Laura Williams, a research assistant at Monash University, is one of two Australians who have won International Fulbright Science and Technology Awards, which are the most prestigious and valuable awards offered by the U.S. Government. The IS&T Awards cover full tuition, stipend and living expenses for three years to undertake a PhD in the U.S. They are offered to only about 40 people worldwide. Laura will undertake a graduate program in ecology at the University of Minnesota in the U.S. that will help achieve her objectives of developing ecological theory in the context of restoration. This program will combine research and coursework to advance her skills in plant ecology and ecological modelling, and include the capability to specialise in phylogenetic and trait-based community analyses.
“This will complement my current education—undergraduate Arts and Science degrees with Honours in ecology—and research experience—including monitoring the effects of riparian restoration in south-eastern Australia and testing theories of community assembly in tropical rain forest,” Laura said. Studying toward a PhD will help Laura to achieve her career goals by developing her skills in ecological research, teaching and communication. The skills that she will acquire in ecological fields have significant potential to be applied in Australia. Laura has completed a BA and BSc (Honours) at Monash University. She received several awards from Monash University during her studies, including the AR Wallace Prize for her Honours thesis, the Vice Chancellor’s Undergraduate Research Scholarship, prizes for second and third year biology, Dean’s List Fellowship Awards and Academic Excellence Awards in Geography and Environmental Science.

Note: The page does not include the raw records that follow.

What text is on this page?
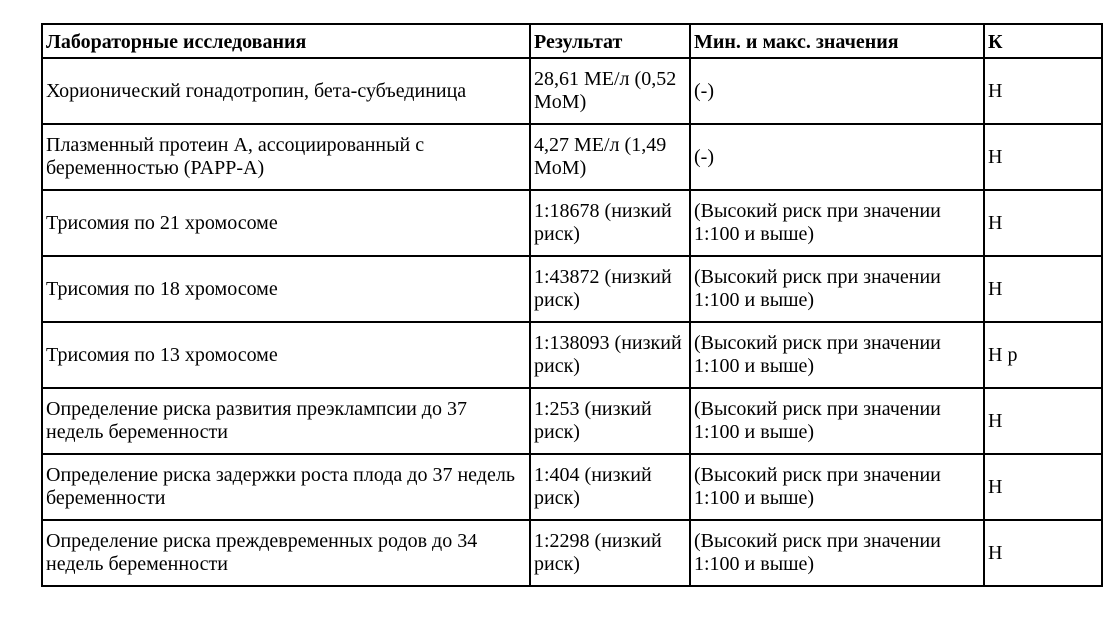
Лабораторные исследования	Результат	Мин. и макс. значения	К
Хорионический гонадотропин, бета-субъединица	28,61 МЕ/л (0,52 MoM)	(-)	Н
Плазменный протеин А, ассоциированный с беременностью (PAPP-A)	4,27 МЕ/л (1,49 MoM)	(-)	Н
Трисомия по 21 хромосоме	1:18678 (низкий риск)	(Высокий риск при значении 1:100 и выше)	Н
Трисомия по 18 хромосоме	1:43872 (низкий риск)	(Высокий риск при значении 1:100 и выше)	Н
Трисомия по 13 хромосоме	1:138093 (низкий риск)	(Высокий риск при значении 1:100 и выше)	Н р
Определение риска развития преэклампсии до 37 недель беременности	1:253 (низкий риск)	(Высокий риск при значении 1:100 и выше)	Н
Определение риска задержки роста плода до 37 недель беременности	1:404 (низкий риск)	(Высокий риск при значении 1:100 и выше)	Н
Определение риска преждевременных родов до 34 недель беременности	1:2298 (низкий риск)	(Высокий риск при значении 1:100 и выше)	Н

The prestigious Fulbright program is the largest educational scholarship of its kind, created by U.S. Senator J. William Fulbright and the U.S. Government in 1946. Aimed at promoting mutual understanding through educational exchange, it operates between the U.S. and 155 countries. In Australia, the scholarships are funded by the Australian and U.S. Governments and corporate partners and administered by the Australian-American Fulbright Commission in Canberra. Laura is one of 26 talented Australians to be recognised as a Fulbright Scholar in 2011.